Preparatio­n 10 minutes Cooking 15 minutes Serves 2

200 g penne pasta 200 g butternut pumpkin, peeled and cut into small cubes 1 tablespoon olive oil 1 small onion, finely chopped 1 large clove garlic, finely chopped ⅔ cup (160 ml) pouring cream 4 sun-dried tomatoes, sliced 1 tablespoon toasted pine nuts 1 teaspoon chopped fresh sage 2 slices rindless bacon, fried and chopped

PER SERVING

380 kJ, 909 kcal, 25 g protein, 53 g fat (25 g saturated fat), 86 g carbohydra­te (8 g sugars), 7 g fibre, 678 mg sodium

1 Cook the pasta in a saucepan of salted boiling water, according to the packet instructio­ns.
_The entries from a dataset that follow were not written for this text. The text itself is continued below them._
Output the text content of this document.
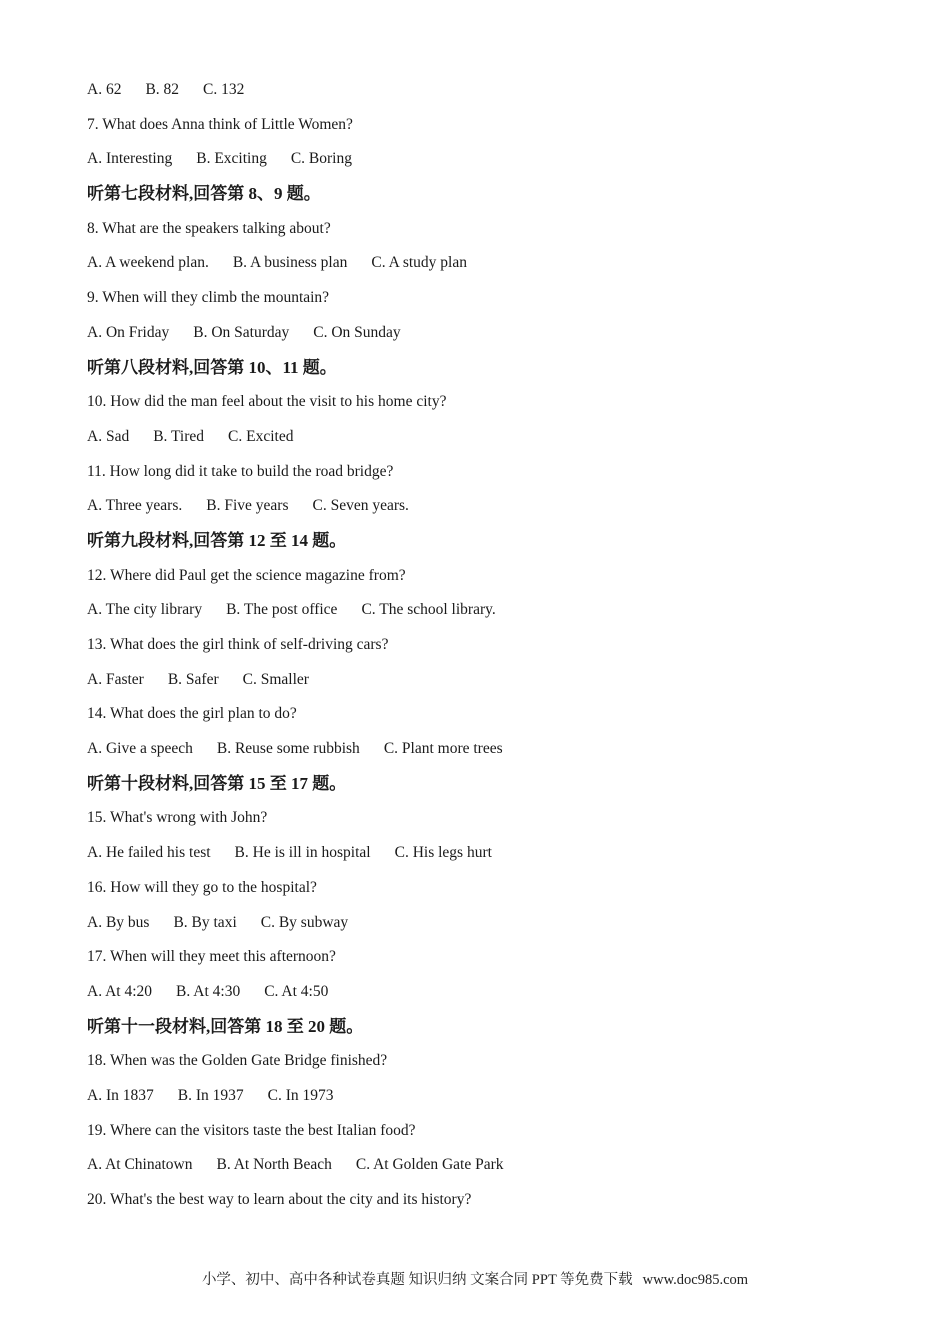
A. 62 B. 82 C. 132
7. What does Anna think of Little Women?
A. Interesting B. Exciting C. Boring
听第七段材料,回答第 8、9 题。
8. What are the speakers talking about?
A. A weekend plan. B. A business plan C. A study plan
9. When will they climb the mountain?
A. On Friday B. On Saturday C. On Sunday
听第八段材料,回答第 10、11 题。
10. How did the man feel about the visit to his home city?
A. Sad B. Tired C. Excited
11. How long did it take to build the road bridge?
A. Three years. B. Five years C. Seven years.
听第九段材料,回答第 12 至 14 题。
12. Where did Paul get the science magazine from?
A. The city library B. The post office C. The school library.
13. What does the girl think of self-driving cars?
A. Faster B. Safer C. Smaller
14. What does the girl plan to do?
A. Give a speech B. Reuse some rubbish C. Plant more trees
听第十段材料,回答第 15 至 17 题。
15. What's wrong with John?
A. He failed his test B. He is ill in hospital C. His legs hurt
16. How will they go to the hospital?
A. By bus B. By taxi C. By subway
17. When will they meet this afternoon?
A. At 4:20 B. At 4:30 C. At 4:50
听第十一段材料,回答第 18 至 20 题。
18. When was the Golden Gate Bridge finished?
A. In 1837 B. In 1937 C. In 1973
19. Where can the visitors taste the best Italian food?
A. At Chinatown B. At North Beach C. At Golden Gate Park
20. What's the best way to learn about the city and its history?
小学、初中、高中各种试卷真题 知识归纳 文案合同 PPT 等免费下载 www.doc985.com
Add the pumpkin during the last 5 minutes. 2 Meanwhile, heat the oil in a frying pan over medium heat. Add the onion and garlic; cook for 2 minutes. Pour in the cream, then stir in the tomatoes, pine nuts and sage. Bring to a boil, reduce heat at once and simmer for 1 minute. 3 Drain pasta and pumpkin. Return to pan, add sauce and gently stir through. Serve topped with bacon.